Tackling the new Wahhabi extremism: Africa’s menace for the coming years

SOMALIA: NOW AND THEN  

If you believe that Somalia’s problems can be pinpointed to particular phenomena such as sea pirates or the terrorist group, Al Shabaab, you are being mistaken. Even the Somali clan politics, the warlords, the so-called spoilers of peace, the secessionists in the north and even the downright anarchists are neither the source nor the propellers of the Somalia conflict. These groups simply act as power brokers or supervisors for the uncontrollable events in the Horn of Africa country.

When the Somali state collapsed in 1991, the government’s social management institution – for cultural and religious guidance – which controlled what is permissible in the country and what is not – went with it. And with the lack of border controls following immediately the collapse of the Somali state, numerous foreign Islamic ideologies were imported into the country. The biggest and most effective of all, the Saudi Arabia’s Wahabi Islam (recently upgraded to Salafism) – which was not traditionally practiced by the African societies – found a fertile ground in the vacuum that followed the overthrow of Siyad Barre’s military government.

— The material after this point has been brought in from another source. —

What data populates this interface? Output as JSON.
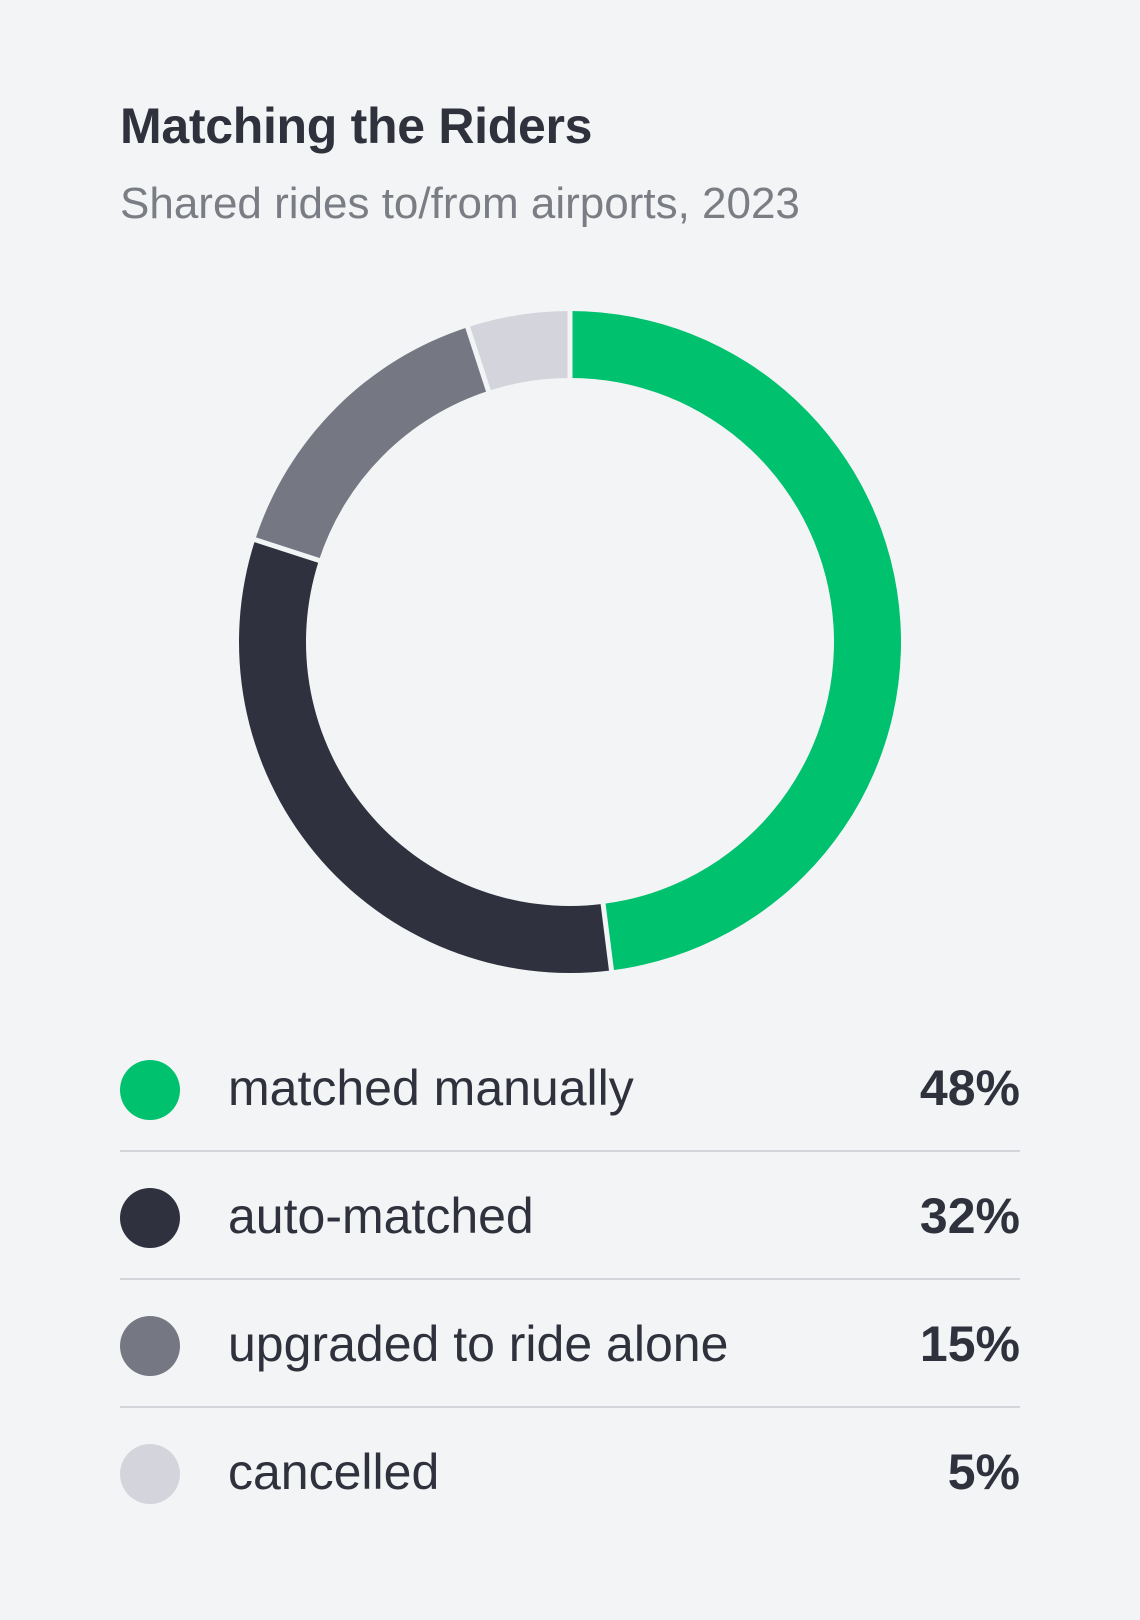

Moreover, it is a universally held view that at times of hardship ordinary people seek refuge in extreme forms of religion. If you live in rundown small town America, for example, or the economically deprived cities of northern England, there would certainly be a knock on your door at least once in a fortnight by a deeply religious Jehovah Witness militant, inviting you to their next meeting at church, while at the same time handing out their latest message from Jesus. And had there not been effective governments with sound economies assisted by the free – and increasingly right-wing – mainstream media in both Britain and the USA, these Christian fundamentalists would have possibly caused unimaginable destruction to society. Unfortunately, in the case of Somalia and some parts of Africa, there is no mechanism to ward off the onslaught of the Wahabi Islam extremists across the waters in the Red Sea or the global Jihadists elsewhere.

Following the disintegration of Somalia as a nation, the grief stricken Somali populace – believing that help is at hand – readily embraced the new teachings of Islam, and the incentives for the Somali people are what I call ‘cash for extremism’. Throughout the civil war in Somalia, the Saudis had never supported the security services of the relatively peaceful semi-autonomous states of the north while at the same time sending shiploads of food and Wahabi Islam literature to the South. The outcome was that the overwhelming majority of Somalis – one way or another – developed some sort of Islamic extremism. And largely unnoticed by both the Somali diaspora communities and the general population inside the country, a strange and alien religious fundamentalism was to spiral out of control, diluting and fragmenting the unique Somalia camel boys folklore and poetry-based culture. The fine and tolerant Somali society was fatally wounded.